Speaking of the nice outfit you’re wearing, there’s a good chance that it’s covered in microplastics. Polyester material contains both petroleum and plastic. As you might imagine, bottled water has microscopic plastic flakes floating in it. Practically every soft drink, fruit juice, mustard, and mayonnaise container, pill, pair of underwear… It’s all married to plastic. 

Oh yeah, and before stepping into your house, you need to leave your shoes on either the porch or in the flowerbed, because minuscule plastic fibers are floating in the air, covering some of the vegetation, and floating atop the sidewalk.

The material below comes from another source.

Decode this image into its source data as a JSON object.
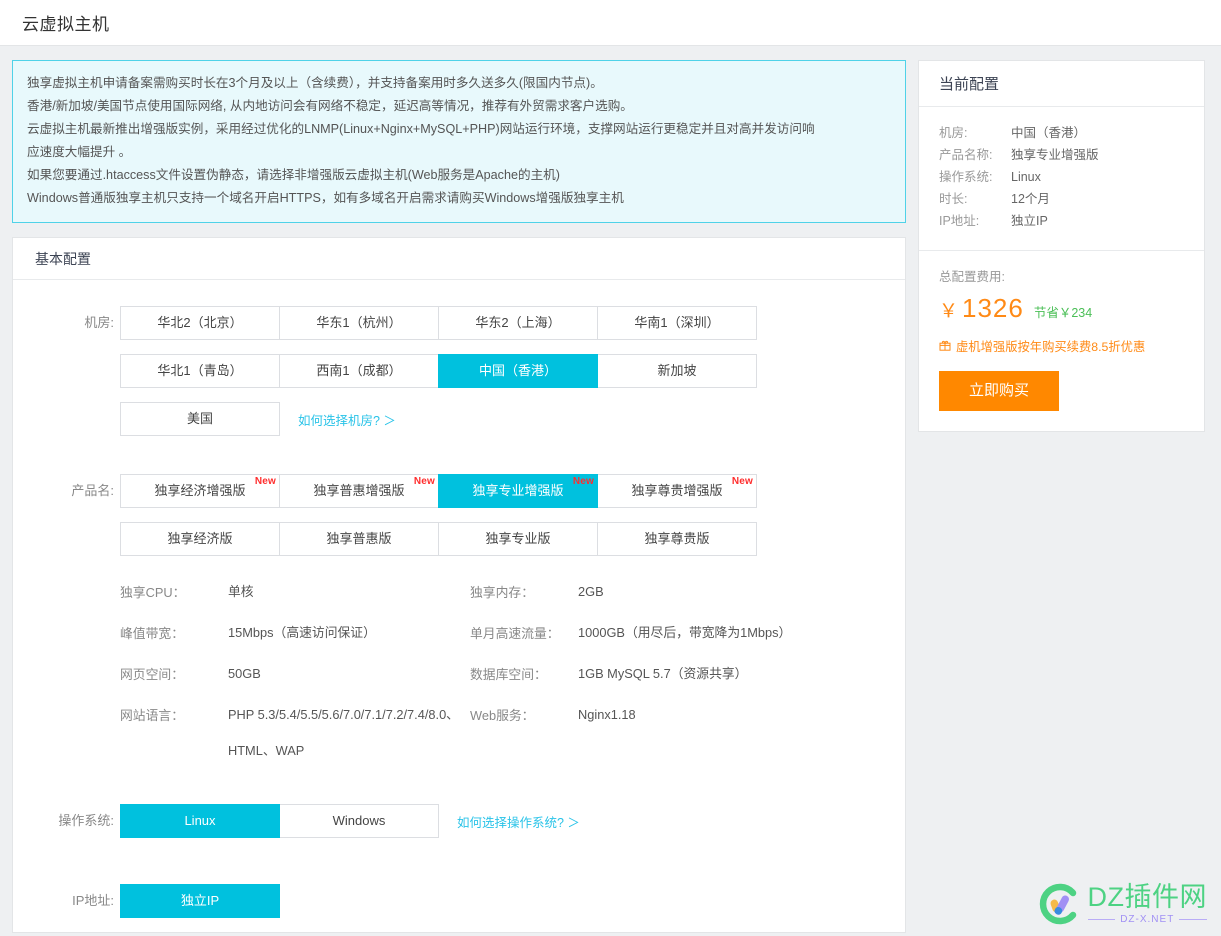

The best way to stop our microplastic problem would be to go back to 1862 and find a guy named Alexander Parkes, who created the first plastic. I think he made it out of some kind of plant life. In 1909, a guy invented plastic out of milk. I’m fairly sure it was an accident. With each decade, more types of plastic were created from the imaginations and mistakes of inventors. 

The only thing that would end the production of plastic would be the invention of a less environmentally damaging material for packaging. Unfortunately, unless it’s cheaper than plastic, nobody’s going to buy the new stuff. After all, we’re not stupid.  

Speaking of which, did you ever see the episode of The Twilight Zone, when a man got a chance to go back in time and stop the assassination of Lincoln? It turns out that he was unsuccessful because people thought he was trying to kill Lincoln. He couldn’t win for losing. I’ve had that problem myself. 

If we were able to go back in time to prevent the creation of plastics, I assume a new Twilight Zone might come up showing the impossibility of changing the past. It reminds me of the poem written by the Persian poet Omar Khayyam around 1100 AD. The 55th verse of the massively long poem reads “The moving finger writes and having writ, moves on: nor all thy piety nor wit shall lure it back to cancel half a line, nor all thy tears wash out a word of it.” In other words, you can’t go back in time.

Of course, that’s what I must do right now. I’ve shared with you the many dangers of plastic. Now that we know of the dangers, what can we do about them? I’m going to follow the words of Forest Gump’s mom, who said, “Forest, dying is a part of life.” -- If that doesn’t perk you up, nothing will.